Innanzitutto, cos’è per te oggi Viadana?
«Ho già giocato qui anni fa, conosco bene la gente, il club e la sua tradizione. È una parte importante del mio percorso e sento che, anche oggi, il legame è lo stesso».
Quale sentimento ti ha provocato tornare allo Zaffanella non da avversario?
«È stato un po’ strano, soprattutto per le scelte che ho fatto. Ma tornare in un posto dove sei stato accolto e hai vissuto momenti importanti fa sempre bene».
Com’è andato il tuo primo allenamento?
«Non è stato un allenamento ad alta intensità, perché era più un lavoro di chiarificazione e organizzazione. Però posso dire che mi sono divertito molto».
Qual è stata la prima impressione sulla squadra e lo staff?
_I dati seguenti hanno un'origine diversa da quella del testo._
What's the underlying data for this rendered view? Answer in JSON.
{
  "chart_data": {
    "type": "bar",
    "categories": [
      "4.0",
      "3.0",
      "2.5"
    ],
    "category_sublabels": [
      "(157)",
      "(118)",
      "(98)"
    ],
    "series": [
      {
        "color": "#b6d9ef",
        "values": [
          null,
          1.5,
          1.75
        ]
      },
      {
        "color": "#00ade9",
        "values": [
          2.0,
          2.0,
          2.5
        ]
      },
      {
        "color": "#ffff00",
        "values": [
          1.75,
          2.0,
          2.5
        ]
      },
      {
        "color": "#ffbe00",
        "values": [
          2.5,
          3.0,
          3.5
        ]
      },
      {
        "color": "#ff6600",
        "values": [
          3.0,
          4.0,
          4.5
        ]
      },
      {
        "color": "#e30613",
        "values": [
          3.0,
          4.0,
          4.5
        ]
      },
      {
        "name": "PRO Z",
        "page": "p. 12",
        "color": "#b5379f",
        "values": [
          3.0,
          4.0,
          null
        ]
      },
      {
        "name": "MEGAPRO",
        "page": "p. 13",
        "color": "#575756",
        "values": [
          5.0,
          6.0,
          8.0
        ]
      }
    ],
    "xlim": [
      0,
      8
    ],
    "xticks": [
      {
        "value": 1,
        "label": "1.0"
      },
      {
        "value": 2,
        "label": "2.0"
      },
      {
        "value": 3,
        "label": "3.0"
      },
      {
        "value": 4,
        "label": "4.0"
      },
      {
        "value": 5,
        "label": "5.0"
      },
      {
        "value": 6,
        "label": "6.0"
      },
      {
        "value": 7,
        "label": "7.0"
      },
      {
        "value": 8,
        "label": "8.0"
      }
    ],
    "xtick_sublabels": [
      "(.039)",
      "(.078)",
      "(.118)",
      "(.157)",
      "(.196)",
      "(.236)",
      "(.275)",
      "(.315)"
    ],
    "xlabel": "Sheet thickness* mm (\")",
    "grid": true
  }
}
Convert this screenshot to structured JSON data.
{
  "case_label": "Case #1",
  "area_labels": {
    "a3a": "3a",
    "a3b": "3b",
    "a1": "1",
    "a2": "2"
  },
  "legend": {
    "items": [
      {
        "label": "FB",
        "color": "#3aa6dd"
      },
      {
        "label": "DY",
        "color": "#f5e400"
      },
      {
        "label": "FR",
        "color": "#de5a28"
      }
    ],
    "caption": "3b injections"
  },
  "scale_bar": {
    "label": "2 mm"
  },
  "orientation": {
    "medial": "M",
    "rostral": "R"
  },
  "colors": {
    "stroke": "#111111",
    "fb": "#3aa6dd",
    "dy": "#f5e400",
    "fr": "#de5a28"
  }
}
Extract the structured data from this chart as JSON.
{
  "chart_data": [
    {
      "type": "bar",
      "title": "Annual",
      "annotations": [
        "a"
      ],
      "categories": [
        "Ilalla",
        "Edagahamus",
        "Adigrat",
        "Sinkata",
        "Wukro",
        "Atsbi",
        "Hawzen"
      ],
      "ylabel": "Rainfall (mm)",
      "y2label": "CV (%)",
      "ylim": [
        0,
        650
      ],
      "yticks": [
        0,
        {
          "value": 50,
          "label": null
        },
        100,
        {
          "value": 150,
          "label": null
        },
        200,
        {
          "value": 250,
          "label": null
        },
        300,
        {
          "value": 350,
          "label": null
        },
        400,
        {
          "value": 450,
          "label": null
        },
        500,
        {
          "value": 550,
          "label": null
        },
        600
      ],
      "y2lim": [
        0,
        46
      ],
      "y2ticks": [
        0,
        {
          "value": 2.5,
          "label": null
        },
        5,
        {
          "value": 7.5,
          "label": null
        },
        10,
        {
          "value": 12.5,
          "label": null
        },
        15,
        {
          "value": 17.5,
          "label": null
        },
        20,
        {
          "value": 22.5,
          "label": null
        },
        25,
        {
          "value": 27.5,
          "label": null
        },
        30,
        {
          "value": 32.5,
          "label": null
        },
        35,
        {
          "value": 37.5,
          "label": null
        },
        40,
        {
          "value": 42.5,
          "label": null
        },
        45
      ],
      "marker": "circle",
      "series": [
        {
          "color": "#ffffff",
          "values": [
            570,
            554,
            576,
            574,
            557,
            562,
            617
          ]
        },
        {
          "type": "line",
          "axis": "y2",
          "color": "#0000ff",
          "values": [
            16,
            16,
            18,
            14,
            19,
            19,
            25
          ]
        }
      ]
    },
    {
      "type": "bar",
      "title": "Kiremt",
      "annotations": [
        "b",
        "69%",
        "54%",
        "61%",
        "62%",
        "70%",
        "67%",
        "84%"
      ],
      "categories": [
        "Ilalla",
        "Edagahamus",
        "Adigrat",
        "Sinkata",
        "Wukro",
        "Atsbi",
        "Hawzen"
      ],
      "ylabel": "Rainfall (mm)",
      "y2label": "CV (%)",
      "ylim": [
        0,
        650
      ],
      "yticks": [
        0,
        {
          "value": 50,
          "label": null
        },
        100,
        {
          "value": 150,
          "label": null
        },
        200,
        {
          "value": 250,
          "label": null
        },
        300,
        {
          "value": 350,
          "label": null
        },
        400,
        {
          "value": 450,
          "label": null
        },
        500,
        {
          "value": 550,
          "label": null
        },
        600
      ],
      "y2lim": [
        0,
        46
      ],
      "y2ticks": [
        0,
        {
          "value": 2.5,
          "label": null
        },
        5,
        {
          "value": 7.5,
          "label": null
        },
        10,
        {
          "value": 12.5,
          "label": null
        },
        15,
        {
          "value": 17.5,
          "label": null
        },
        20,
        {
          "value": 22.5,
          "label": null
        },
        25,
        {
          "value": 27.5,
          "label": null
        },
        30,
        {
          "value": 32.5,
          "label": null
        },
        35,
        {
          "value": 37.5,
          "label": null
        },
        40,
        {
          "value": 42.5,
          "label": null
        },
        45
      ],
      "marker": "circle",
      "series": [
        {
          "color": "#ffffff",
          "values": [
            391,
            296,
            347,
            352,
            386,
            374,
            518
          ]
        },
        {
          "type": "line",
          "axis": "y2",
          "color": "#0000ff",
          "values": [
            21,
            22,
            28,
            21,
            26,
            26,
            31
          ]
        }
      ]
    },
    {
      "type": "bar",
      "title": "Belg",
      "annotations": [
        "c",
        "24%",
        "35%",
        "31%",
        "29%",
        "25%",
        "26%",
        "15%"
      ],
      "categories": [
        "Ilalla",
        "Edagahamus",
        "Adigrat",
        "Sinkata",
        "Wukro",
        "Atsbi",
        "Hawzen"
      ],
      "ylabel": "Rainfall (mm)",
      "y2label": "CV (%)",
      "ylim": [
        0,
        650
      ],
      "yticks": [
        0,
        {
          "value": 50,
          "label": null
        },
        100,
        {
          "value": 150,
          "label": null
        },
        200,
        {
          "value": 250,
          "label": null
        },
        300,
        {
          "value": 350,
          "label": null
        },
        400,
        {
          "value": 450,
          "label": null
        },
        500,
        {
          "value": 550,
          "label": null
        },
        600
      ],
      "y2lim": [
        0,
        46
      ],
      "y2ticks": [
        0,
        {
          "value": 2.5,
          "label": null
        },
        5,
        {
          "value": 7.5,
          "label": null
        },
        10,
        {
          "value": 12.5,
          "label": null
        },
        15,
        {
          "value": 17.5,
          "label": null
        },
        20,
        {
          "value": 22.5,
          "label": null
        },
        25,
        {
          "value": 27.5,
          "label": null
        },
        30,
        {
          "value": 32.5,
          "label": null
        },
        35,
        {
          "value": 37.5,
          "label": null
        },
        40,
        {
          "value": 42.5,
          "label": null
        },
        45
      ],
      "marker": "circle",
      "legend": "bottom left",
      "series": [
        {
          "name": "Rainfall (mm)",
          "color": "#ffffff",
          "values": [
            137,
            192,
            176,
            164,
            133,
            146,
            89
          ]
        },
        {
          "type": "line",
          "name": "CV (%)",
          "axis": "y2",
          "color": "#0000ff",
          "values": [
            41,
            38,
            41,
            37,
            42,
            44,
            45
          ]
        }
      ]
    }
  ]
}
«Ho visto subito un gruppo molto unito e uno staff che ha le idee chiare su quello che vuole e su come lavorare»
Hai già firmato?
«Sì, ho già firmato».
Il Rugby Viadana non sembra peraltro fermo. Tutto porta a pensare che ancora ci sia movimento perché la stagione è lunga, le competizioni ancora attive sono due e potrebbe essere utile arrivare alla fase saliente pronti e, come si suol dire, “non con la coperta corta”. Nel frattempo, dopo la sconfitta di Padova, il Viadana si sta preparando per il match di sabato (ore 16) a Mogliano. I veneti sono sesti in classifica, anch’essi reduci da un ko, contro il Valorugby.